The role of the Environmental Health Officer (EHO) is to resolve noise complaints where the complainant is subjected to unreasonable levels of noise and where they cannot resolve the problems themselves. The EHO will make a judgment – and where the noise can be deemed reasonable or the complainant is unreasonable in their expectation, will explain why action will not be taken.

The EHO is duty bound to take formal action if the noise is deemed a statutory nuisance. Formal action is important to end any situation causing unlawful detriment to someone, however, the actions of the EHO are not likely to improve future relations between neighbours! So is there a more constructive and positive way of dealing with noise?

The MORI report suggests that cohesive communities are likely to be more able to resolve noise issues themselves, and that encouraging better relations between neighbours is a possible route to longer term reduction of noise nuisance incidents. Movements like Asset Based Community Development(ABCD) and similar community strength based approaches seek to pull communities together. Could environmental health work more with these initiatives to heal social rifts and help people resolve issues themselves? Should the role of the EHO now be looking at strategies to reduce noise nuisances as well as deal with existing cases?

One obvious strategy is to improve sound insulation between buildings. Media devices are common in homes, and their ability to produce high quality sound at higher volumes is greater. Maybe sound insulation should move with the times and improve? Quiet Mark, the not-for-profit trading arm of the Noise Abatement Society and has launched a Quiet Homes campaign for 2014, seeking a standard for the aural properties of dwellings.
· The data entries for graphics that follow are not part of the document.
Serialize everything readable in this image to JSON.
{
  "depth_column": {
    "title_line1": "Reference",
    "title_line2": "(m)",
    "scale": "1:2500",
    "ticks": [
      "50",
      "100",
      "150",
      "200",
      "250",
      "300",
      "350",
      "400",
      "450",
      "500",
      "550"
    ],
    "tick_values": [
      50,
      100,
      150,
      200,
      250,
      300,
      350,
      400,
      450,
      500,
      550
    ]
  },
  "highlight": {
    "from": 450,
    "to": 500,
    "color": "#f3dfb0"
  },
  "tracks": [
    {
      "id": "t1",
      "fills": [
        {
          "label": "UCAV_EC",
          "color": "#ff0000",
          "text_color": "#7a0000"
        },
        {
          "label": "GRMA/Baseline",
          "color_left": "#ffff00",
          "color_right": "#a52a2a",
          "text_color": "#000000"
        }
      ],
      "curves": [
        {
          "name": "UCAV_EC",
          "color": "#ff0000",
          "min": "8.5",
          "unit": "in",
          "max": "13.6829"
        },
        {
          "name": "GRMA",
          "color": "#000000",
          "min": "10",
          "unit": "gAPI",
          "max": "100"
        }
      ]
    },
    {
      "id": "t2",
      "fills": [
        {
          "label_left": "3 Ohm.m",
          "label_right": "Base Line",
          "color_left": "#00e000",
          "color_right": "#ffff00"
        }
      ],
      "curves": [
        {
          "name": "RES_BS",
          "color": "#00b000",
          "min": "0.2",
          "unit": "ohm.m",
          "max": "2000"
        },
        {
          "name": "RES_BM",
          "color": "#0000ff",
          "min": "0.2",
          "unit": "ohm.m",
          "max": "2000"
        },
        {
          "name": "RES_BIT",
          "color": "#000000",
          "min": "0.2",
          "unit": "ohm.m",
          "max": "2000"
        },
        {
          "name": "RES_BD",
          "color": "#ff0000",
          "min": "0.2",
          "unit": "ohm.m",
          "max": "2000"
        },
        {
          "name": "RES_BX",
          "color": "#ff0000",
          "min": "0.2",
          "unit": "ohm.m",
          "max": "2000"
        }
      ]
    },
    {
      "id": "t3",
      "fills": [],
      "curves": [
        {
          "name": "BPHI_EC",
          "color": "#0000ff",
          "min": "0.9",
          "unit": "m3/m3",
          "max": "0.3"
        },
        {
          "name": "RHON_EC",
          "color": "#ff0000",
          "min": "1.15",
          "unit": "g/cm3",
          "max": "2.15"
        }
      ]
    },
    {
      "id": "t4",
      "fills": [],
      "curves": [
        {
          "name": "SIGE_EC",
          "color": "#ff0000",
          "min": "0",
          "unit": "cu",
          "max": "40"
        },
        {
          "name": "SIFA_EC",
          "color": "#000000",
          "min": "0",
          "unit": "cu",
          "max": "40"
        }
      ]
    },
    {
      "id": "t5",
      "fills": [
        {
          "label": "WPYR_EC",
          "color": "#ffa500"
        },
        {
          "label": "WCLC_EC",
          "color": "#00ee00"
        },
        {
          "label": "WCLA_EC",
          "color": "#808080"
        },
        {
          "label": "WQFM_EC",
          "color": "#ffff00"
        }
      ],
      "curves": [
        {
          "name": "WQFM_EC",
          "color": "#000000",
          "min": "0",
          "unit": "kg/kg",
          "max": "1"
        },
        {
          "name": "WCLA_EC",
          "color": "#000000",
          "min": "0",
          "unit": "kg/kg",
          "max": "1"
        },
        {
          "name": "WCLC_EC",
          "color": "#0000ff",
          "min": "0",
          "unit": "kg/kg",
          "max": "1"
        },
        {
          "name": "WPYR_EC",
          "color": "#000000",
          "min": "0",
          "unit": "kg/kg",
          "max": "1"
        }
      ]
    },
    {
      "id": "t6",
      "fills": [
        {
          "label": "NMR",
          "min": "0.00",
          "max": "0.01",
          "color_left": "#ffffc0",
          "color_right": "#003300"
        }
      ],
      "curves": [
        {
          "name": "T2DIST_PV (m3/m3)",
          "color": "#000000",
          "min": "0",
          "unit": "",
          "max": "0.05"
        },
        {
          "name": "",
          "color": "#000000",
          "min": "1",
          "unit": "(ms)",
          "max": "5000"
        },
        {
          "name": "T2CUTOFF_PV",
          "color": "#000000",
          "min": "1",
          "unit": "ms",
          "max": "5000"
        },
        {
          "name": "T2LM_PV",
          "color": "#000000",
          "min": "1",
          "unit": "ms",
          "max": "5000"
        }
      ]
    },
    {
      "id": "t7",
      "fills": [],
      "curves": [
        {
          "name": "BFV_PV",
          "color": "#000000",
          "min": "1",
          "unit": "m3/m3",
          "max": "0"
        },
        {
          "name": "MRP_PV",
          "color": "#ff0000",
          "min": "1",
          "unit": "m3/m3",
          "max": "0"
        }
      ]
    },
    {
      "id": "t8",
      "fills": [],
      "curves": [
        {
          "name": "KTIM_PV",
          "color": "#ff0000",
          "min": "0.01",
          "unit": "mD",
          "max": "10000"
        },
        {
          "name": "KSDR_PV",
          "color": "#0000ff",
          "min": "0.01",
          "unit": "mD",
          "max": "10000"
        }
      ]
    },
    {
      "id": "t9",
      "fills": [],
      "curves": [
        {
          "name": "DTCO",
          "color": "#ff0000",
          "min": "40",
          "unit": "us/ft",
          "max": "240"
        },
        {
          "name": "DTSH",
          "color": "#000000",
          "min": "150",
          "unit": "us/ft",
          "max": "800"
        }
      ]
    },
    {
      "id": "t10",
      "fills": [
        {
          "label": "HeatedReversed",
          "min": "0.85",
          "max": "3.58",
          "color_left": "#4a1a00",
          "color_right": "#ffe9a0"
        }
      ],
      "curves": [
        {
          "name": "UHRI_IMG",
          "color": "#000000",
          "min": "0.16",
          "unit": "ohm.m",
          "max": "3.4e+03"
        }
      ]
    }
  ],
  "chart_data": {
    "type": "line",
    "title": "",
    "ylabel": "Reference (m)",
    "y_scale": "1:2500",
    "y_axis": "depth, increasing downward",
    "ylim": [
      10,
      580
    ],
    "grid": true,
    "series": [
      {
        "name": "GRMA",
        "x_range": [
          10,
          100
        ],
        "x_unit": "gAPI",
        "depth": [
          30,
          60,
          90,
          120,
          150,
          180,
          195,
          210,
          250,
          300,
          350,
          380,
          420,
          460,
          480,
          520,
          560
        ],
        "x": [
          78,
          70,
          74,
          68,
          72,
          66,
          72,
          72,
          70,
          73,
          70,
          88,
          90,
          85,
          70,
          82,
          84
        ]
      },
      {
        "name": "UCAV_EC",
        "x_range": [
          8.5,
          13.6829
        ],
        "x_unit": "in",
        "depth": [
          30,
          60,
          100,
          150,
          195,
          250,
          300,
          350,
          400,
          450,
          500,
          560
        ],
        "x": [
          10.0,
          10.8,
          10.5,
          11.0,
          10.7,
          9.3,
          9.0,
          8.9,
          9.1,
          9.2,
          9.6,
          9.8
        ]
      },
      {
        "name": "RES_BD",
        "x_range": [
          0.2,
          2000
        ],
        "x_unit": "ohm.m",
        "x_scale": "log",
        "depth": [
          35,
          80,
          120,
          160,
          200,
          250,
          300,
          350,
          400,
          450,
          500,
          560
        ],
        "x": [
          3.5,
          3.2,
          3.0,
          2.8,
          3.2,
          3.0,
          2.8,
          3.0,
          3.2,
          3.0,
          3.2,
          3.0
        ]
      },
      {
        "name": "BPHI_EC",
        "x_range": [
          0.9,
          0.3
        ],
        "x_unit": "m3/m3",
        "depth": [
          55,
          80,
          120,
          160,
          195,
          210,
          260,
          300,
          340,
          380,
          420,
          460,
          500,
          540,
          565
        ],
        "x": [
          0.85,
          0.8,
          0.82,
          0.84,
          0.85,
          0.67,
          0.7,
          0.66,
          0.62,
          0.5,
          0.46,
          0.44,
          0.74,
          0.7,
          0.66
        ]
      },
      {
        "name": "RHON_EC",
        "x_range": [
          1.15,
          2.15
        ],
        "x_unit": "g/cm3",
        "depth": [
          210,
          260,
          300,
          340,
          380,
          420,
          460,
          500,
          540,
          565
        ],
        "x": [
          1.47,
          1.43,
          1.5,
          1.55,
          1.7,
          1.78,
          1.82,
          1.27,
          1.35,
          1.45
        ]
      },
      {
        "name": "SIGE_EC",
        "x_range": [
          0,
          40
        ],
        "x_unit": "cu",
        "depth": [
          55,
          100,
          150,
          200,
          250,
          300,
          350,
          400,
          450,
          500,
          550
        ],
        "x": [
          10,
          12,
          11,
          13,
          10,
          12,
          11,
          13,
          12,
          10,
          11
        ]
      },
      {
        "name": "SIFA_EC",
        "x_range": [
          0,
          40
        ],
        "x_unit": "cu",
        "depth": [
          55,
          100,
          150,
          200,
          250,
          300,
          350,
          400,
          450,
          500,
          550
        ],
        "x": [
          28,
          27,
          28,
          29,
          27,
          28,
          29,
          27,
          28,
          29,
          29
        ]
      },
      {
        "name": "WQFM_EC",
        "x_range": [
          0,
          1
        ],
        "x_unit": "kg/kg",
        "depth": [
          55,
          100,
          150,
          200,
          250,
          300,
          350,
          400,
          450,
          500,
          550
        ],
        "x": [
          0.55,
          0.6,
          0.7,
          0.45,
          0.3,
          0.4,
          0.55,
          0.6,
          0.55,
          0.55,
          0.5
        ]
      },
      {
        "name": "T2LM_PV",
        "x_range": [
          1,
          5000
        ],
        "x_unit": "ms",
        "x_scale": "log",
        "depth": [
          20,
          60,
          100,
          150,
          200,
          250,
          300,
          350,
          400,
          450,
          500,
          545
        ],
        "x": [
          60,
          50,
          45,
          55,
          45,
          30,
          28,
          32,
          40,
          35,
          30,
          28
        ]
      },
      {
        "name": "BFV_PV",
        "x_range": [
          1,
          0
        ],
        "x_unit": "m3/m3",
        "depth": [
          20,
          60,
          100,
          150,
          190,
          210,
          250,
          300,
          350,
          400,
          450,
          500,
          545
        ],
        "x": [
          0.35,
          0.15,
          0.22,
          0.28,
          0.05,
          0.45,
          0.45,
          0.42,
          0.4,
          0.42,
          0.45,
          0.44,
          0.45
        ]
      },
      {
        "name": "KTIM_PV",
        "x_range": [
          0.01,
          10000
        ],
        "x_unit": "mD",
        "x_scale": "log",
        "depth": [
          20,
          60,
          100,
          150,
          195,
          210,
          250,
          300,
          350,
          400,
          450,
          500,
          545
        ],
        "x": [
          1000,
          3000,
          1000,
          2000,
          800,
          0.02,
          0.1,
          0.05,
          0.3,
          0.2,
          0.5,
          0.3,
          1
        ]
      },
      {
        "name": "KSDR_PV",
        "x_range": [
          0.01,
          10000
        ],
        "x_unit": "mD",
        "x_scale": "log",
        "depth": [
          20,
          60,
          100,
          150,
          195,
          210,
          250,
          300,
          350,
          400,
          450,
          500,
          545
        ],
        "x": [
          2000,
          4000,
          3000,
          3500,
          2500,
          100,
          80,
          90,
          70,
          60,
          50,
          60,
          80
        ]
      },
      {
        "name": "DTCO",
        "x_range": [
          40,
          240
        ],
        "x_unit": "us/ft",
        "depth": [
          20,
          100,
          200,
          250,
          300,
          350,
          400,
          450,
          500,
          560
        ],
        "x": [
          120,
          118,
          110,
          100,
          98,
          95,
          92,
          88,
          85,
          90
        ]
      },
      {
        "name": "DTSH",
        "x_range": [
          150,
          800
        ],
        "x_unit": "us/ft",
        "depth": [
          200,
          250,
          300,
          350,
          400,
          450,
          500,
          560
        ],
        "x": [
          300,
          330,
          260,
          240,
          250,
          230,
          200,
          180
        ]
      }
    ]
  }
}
It would greatly help the EHO and the 63% of people who hear their neighbours if sound insulation was improved.

EHOs will remain at the centre of dealing with noise complaints, but has the time come when the EHO also needs to look at creative noise prevention strategies?

Note from the campaigns office: Noise Action Week offers EHOs and others the opportunity to shout out about creative new approaches to preventing unhealthy noise impacts.

2 Comments + Add Comment

  • Whilst this article is quite right in encouraging EHOs to be proactive and for better standards in housing, it fails to address the major issue of non-domestic noise pollution. If a business or railway produces noise that is higher than levels known to be prejudicial to health, then an abatement order must be served, EPA1990sec79.

    We already have a paltry percentage of noise complaints leading to action according to DEFRA and many local authorities flatly refuse to tackle rail operators despite a legal obligation to do so. Much of the most persistant and health damaging noise pollution is not domestic but roads, airports, rail, industry. An article about the role of EHOs that fails to mention these and suggests the solution is neighbourhood based, is doing what many EHOs do, tackle the little guys, let big corporations pollute unchallenged.

  • Excellent message. The foundational importance of social cohesion is at the heart of managing – even eradicating, where people are willing – noise pollution. Fully support the blogger’s posit “Could environmental health work more with these initiatives to heal social rifts and help people resolve issues themselves? Should the role of the EHO now be looking at strategies to reduce noise nuisances as well as deal with existing cases?”. Absolutely. EHOs are ideally suited to understanding the needs and interdependencies amongst diverse community stakeholders and thereby leading holistic programmes to encourage greater community understanding, awareness and cooperation; they should be fully supported to do so wherever they are not.